癌症生态进化和转移倾向中代谢重连的数学模型

基本信息

批准号：
10582078
负责人：
Joao Xavier
金额：
$ 57.57万
依托单位：
SLOAN-KETTERING INST CAN RESEARCH
依托单位国家：
美国
项目类别：
财政年份：
2023
资助国家：
美国
起止时间：
2023-01-01 至 2027-12-31
项目状态：
未结题

来源：
https://reporter.nih.gov/project-details/10582078
关键词：
3-Dimensional Affect Automobile Driving Biological Assay Biopsy Brain Breast Breast Cancer Cell Breast Cancer Model Cancer Etiology Cancer Science Cell Line Cell Lineage Cells Cessation of life Clinical Coculture Techniques Consumption Data Differential Equation Diffusion Disseminated Malignant Neoplasm Distal Drops Equation Evolution Game Theory Genetic Transcription Glucose Glutamine Heterogeneity Home Homing Hypoxia Image Analysis In Vitro Individual Knowledge Label Link Lung Malignant Neoplasms Measurement Measures Metabolic Metabolism Metastatic breast cancer Metastatic malignant neoplasm to brain Microscopy Modeling Neoplasm Metastasis Nutrient Organ Oxygen Pancreas Pathway interactions Patients Population Population Heterogeneity Prevention Primary Neoplasm Production Publishing Pyruvate RNA analysis Reaction Research Retinal blind spot Role Sampling Series Site Soil Spatial Distribution Structure System Testing Time Tissues Transcriptional Regulation Tropism Validation Waste Products bone cancer cell cell growth cell motility experimental study in vivo malignant breast neoplasm mathematical analysis mathematical model metabolic abnormality assessment metabolome metabolomics mimetics mouse model novel particle predictive modeling prevent simulation solute three-dimensional modeling transcriptional reprogramming transcriptomics tumor tumor heterogeneity tumor metabolism

项目摘要

SUMMARY It is critically important to establish the causes of organ-specific metastasis; without this knowledge, prevention and timely treatment of metastatic cancer will likely remain limited.
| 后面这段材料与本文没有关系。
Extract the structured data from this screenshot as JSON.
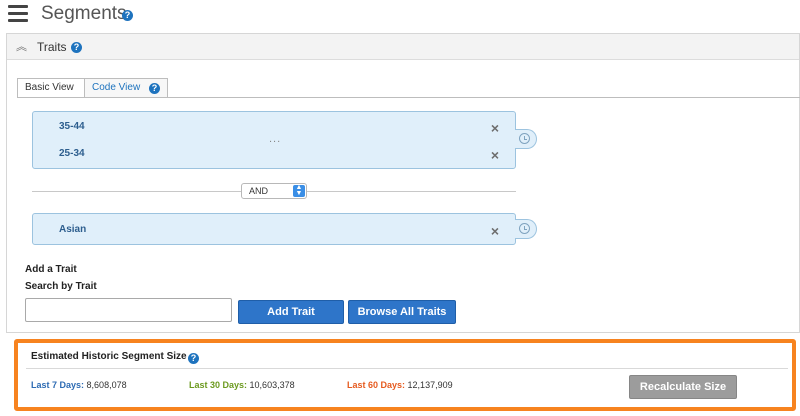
{
  "header": {
    "title": "Segments",
    "help_icon": "help-icon"
  },
  "traits_panel": {
    "title": "Traits",
    "collapse_icon": "collapse-chevron-up-icon",
    "tabs": [
      {
        "label": "Basic View",
        "active": true
      },
      {
        "label": "Code View",
        "active": false
      }
    ],
    "groups": [
      {
        "traits": [
          "35-44",
          "25-34"
        ],
        "has_ellipsis": true,
        "ellipsis": "..."
      },
      {
        "traits": [
          "Asian"
        ],
        "has_ellipsis": false
      }
    ],
    "operator": "AND",
    "remove_icon": "×",
    "add_trait_heading": "Add a Trait",
    "search_label": "Search by Trait",
    "search_value": "",
    "add_button": "Add Trait",
    "browse_button": "Browse All Traits"
  },
  "estimated_size": {
    "title": "Estimated Historic Segment Size",
    "stats": [
      {
        "label": "Last 7 Days:",
        "value": "8,608,078",
        "color": "#2d6bb3"
      },
      {
        "label": "Last 30 Days:",
        "value": "10,603,378",
        "color": "#6c9a1f"
      },
      {
        "label": "Last 60 Days:",
        "value": "12,137,909",
        "color": "#e65a1e"
      }
    ],
    "recalculate_button": "Recalculate Size",
    "highlight_color": "#f7831f"
  }
}
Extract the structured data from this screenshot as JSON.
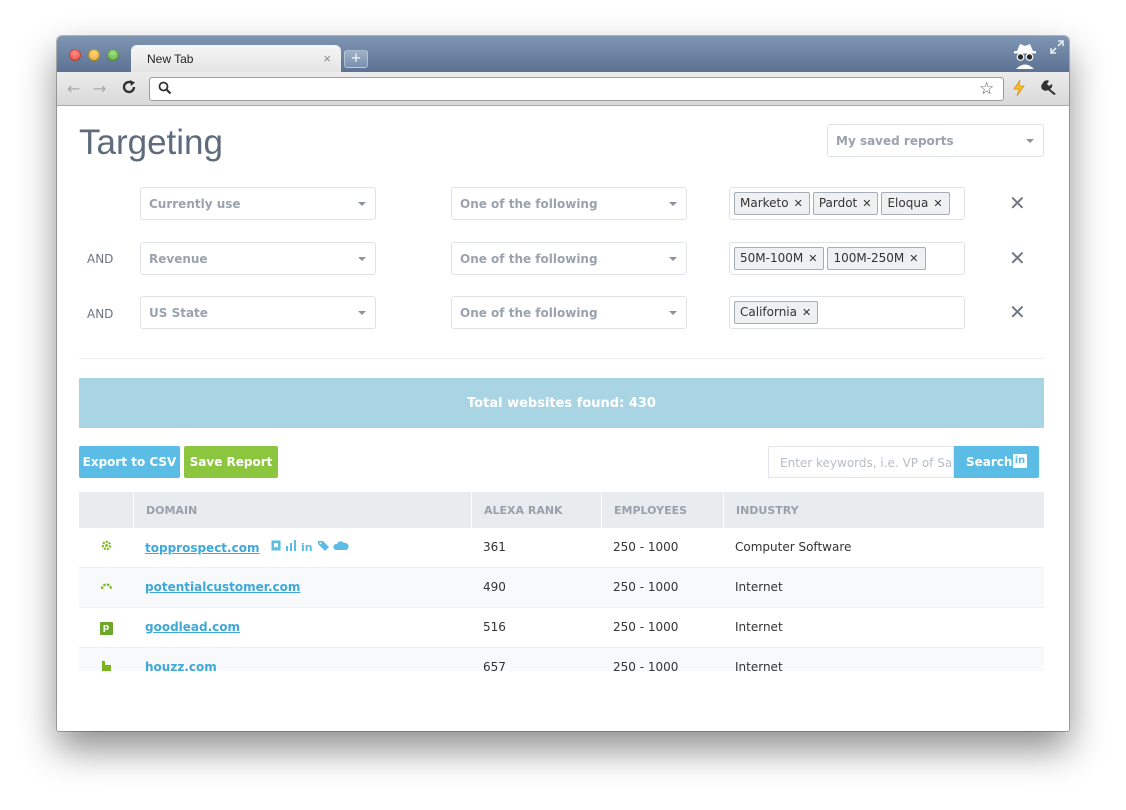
{
  "browser": {
    "tab_title": "New Tab",
    "tab_close": "×",
    "new_tab": "+",
    "omnibox_value": ""
  },
  "page": {
    "title": "Targeting",
    "saved_reports": "My saved reports"
  },
  "filters": [
    {
      "connector": "",
      "field": "Currently use",
      "operator": "One of the following",
      "tags": [
        "Marketo",
        "Pardot",
        "Eloqua"
      ]
    },
    {
      "connector": "AND",
      "field": "Revenue",
      "operator": "One of the following",
      "tags": [
        "50M-100M",
        "100M-250M"
      ]
    },
    {
      "connector": "AND",
      "field": "US State",
      "operator": "One of the following",
      "tags": [
        "California"
      ]
    }
  ],
  "summary": {
    "total_text": "Total websites found: 430"
  },
  "actions": {
    "export": "Export to CSV",
    "save": "Save Report",
    "search_placeholder": "Enter keywords, i.e. VP of Sales",
    "search_button": "Search",
    "linkedin_glyph": "in"
  },
  "table": {
    "headers": [
      "DOMAIN",
      "ALEXA RANK",
      "EMPLOYEES",
      "INDUSTRY"
    ],
    "rows": [
      {
        "favicon": "gear-icon",
        "domain": "topprospect.com",
        "alexa": "361",
        "employees": "250 - 1000",
        "industry": "Computer Software",
        "social": true
      },
      {
        "favicon": "arc-icon",
        "domain": "potentialcustomer.com",
        "alexa": "490",
        "employees": "250 - 1000",
        "industry": "Internet",
        "social": false
      },
      {
        "favicon": "p-box-icon",
        "domain": "goodlead.com",
        "alexa": "516",
        "employees": "250 - 1000",
        "industry": "Internet",
        "social": false
      },
      {
        "favicon": "h-icon",
        "domain": "houzz.com",
        "alexa": "657",
        "employees": "250 - 1000",
        "industry": "Internet",
        "social": false
      }
    ],
    "favicon_glyphs": {
      "p_box": "p"
    },
    "social_glyphs": {
      "linkedin": "in"
    }
  },
  "colors": {
    "accent_blue": "#5bbce6",
    "accent_green": "#8cc63f",
    "banner": "#a9d4e3",
    "title_text": "#5e6b7d"
  }
}
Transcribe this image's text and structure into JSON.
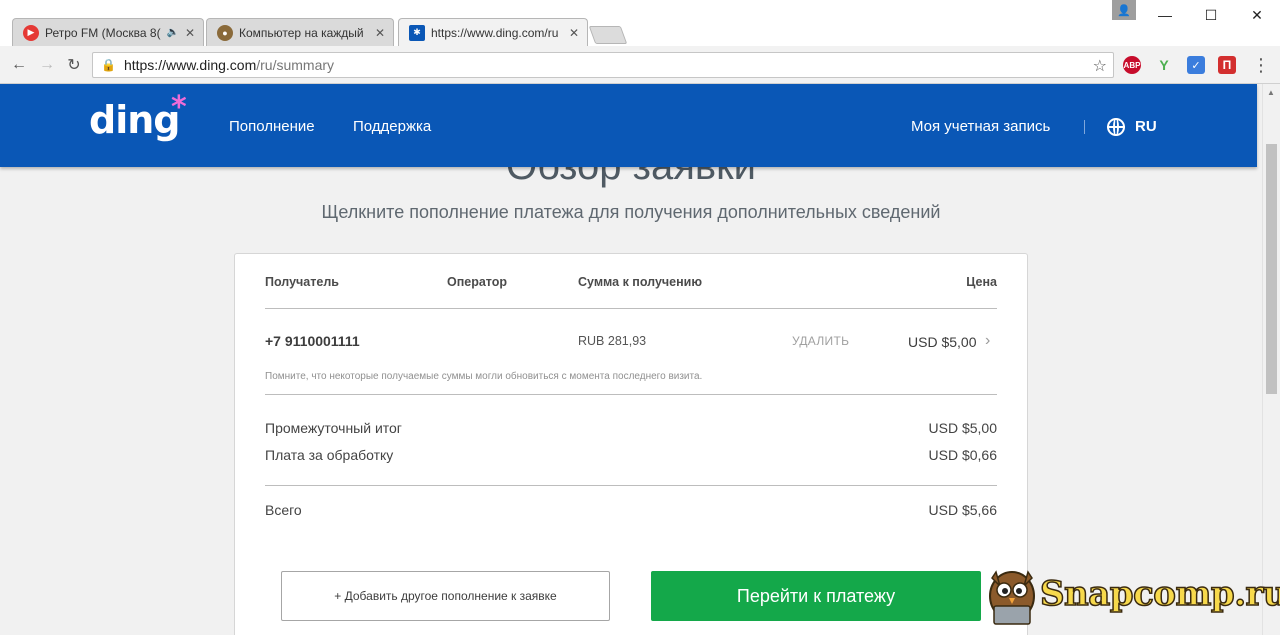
{
  "browser": {
    "tabs": [
      {
        "title": "Ретро FM (Москва 8(",
        "icon": "play-icon",
        "color": "#e53935",
        "audio": "🔈"
      },
      {
        "title": "Компьютер на каждый ",
        "icon": "owl-icon",
        "color": "#8a6a3a"
      },
      {
        "title": "https://www.ding.com/ru",
        "icon": "ding-icon",
        "color": "#0a57b6"
      }
    ],
    "url_host": "https://www.ding.com",
    "url_path": "/ru/summary",
    "window_controls": {
      "minimize": "—",
      "maximize": "☐",
      "close": "✕"
    },
    "extensions": [
      {
        "name": "adblock-icon",
        "label": "ABP",
        "color": "#c70d2c"
      },
      {
        "name": "yandex-icon",
        "label": "Y",
        "color": "#4caf50"
      },
      {
        "name": "chart-icon",
        "label": "✓",
        "color": "#3b7ddd"
      },
      {
        "name": "pocket-icon",
        "label": "Π",
        "color": "#d32f2f"
      }
    ],
    "menu_glyph": "⋮"
  },
  "site": {
    "logo": "ding",
    "logo_star": "*",
    "nav": [
      "Пополнение",
      "Поддержка"
    ],
    "account": "Моя учетная запись",
    "language": "RU",
    "brand_color": "#0a57b6"
  },
  "page": {
    "title": "Обзор заявки",
    "subtitle": "Щелкните пополнение платежа для получения дополнительных сведений"
  },
  "order": {
    "headers": {
      "recipient": "Получатель",
      "operator": "Оператор",
      "amount": "Сумма к получению",
      "price": "Цена"
    },
    "item": {
      "recipient": "+7 9110001111",
      "operator": "",
      "amount": "RUB 281,93",
      "delete": "УДАЛИТЬ",
      "price": "USD $5,00"
    },
    "note": "Помните, что некоторые получаемые суммы могли обновиться с момента последнего визита.",
    "subtotal_label": "Промежуточный итог",
    "subtotal_value": "USD $5,00",
    "fee_label": "Плата за обработку",
    "fee_value": "USD $0,66",
    "total_label": "Всего",
    "total_value": "USD $5,66",
    "add_button": "+ Добавить другое пополнение к заявке",
    "pay_button": "Перейти к платежу",
    "pay_color": "#14a84a"
  },
  "watermark": {
    "text": "Snapcomp.ru"
  }
}
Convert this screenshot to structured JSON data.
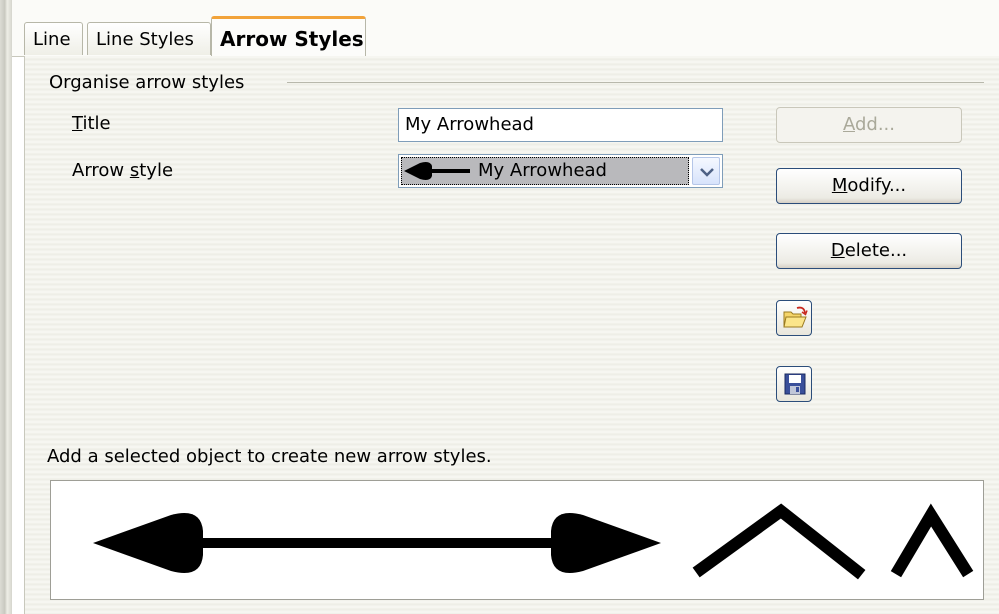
{
  "tabs": [
    "Line",
    "Line Styles",
    "Arrow Styles"
  ],
  "active_tab": "Arrow Styles",
  "group": {
    "label": "Organise arrow styles"
  },
  "title_field": {
    "label_first": "T",
    "label_rest": "itle",
    "value": "My Arrowhead"
  },
  "arrow_style": {
    "label_before": "Arrow ",
    "label_key": "s",
    "label_after": "tyle",
    "selected": "My Arrowhead"
  },
  "buttons": {
    "add": {
      "key": "A",
      "rest": "dd..."
    },
    "modify": {
      "key": "M",
      "rest": "odify..."
    },
    "delete": {
      "key": "D",
      "rest": "elete..."
    }
  },
  "icons": {
    "load": "open-folder-icon",
    "save": "floppy-disk-icon"
  },
  "hint": "Add a selected object to create new arrow styles.",
  "colors": {
    "active_tab_accent": "#f2a33a",
    "button_border": "#2b4d7a",
    "field_border": "#7f9db9"
  }
}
This application aims to develop novel mathematical models to understand how a rewired cellular metabolism enables cancer cells that originate in one organ such as the breast to colonize distal organs such as the lung, the brain, and the bone, which have distinct microenvironments. We will study metabolic rewiring in parental cells and their metastatic derivatives and ask how metabolic gradients in the primary tumor can generate and maintain diverse lineages with specific metabolic adaptations for organ-specific metastasis. Our central hypotheses are 1) that metabolic adaptations are key to the match between the seed (the disseminated cell) and the soil (the distal site) in metastatic breast cancer, and 2) that the metabolic microenvironment in a primary tumor drives metabolically diverse subpopulations. The hypotheses have been formulated based on 1) published data detailing metabolic heterogeneity and that metabolic adaptations can promote metastasis, 2) preliminary data and analysis of RNA expression, metabolomics, and flux measurements, revealing different metabolic adaptations in breast tumor cells that home to different tissues, and 3) preliminary data showing that metastatic lineages respond differently to hypoxia and nutrient gradients, indicating a role for the metabolic microenvironment in maintaining diverse subpopulations within the same heterogeneous primary tumor. Mathematical modeling is critical to integrate experimental data and infer changes in metabolic fluxes that cannot be directly measured. The application proposes a research strategy that combines experimental, clinical, and mathematical analysis to identify new vulnerabilities in metastatic cancer cells. We will also develop novel mathematical models to study the ecological interactions between cell lines and their microenvironment and determine the conditions that lead to coexistence of metabolically distinct pre-metastatic subpopulations in the primary tumor.

概括确定器官特异性转移的原因至关重要；如果没有这些知识，预防转移性癌症的及时治疗可能仍然有限。该应用程序旨在开发新颖的数学模型来了解重新连接的细胞代谢如何使起源于一种器官，如乳房，定植于远端器官，如肺、大脑和骨骼，这些器官具有独特的微环境。我们将研究亲本细胞及其转移衍生物的代谢重连并询问原发肿瘤中的代谢梯度如何产生和维持具有特定特征的不同谱系器官特异性转移的代谢适应。我们的中心假设是 1）代谢适应是转移性乳腺中种子（播散细胞）和土壤（远端部位）匹配的关键癌症，2) 原发肿瘤中的代谢微环境驱动代谢多样化亚人群。这些假设是根据 1）已发表的详细代谢数据制定的异质性以及代谢适应可以促进转移，2）RNA的初步数据和分析表达、代谢组学和通量测量，揭示乳腺肿瘤的不同代谢适应归巢到不同组织的细胞，以及 3) 初步数据显示转移谱系有反应与缺氧和营养梯度不同，表明代谢微环境在维持同一异质原发肿瘤内的不同亚群。数学建模对于整合实验数据并推断无法直接测量的代谢通量的变化。这应用程序提出了一种结合实验、临床和数学分析的研究策略识别转移癌细胞的新弱点。我们还将开发新颖的数学模型来研究细胞系与其微环境之间的生态相互作用，并确定细胞系的条件导致原发肿瘤中代谢不同的转移前亚群共存。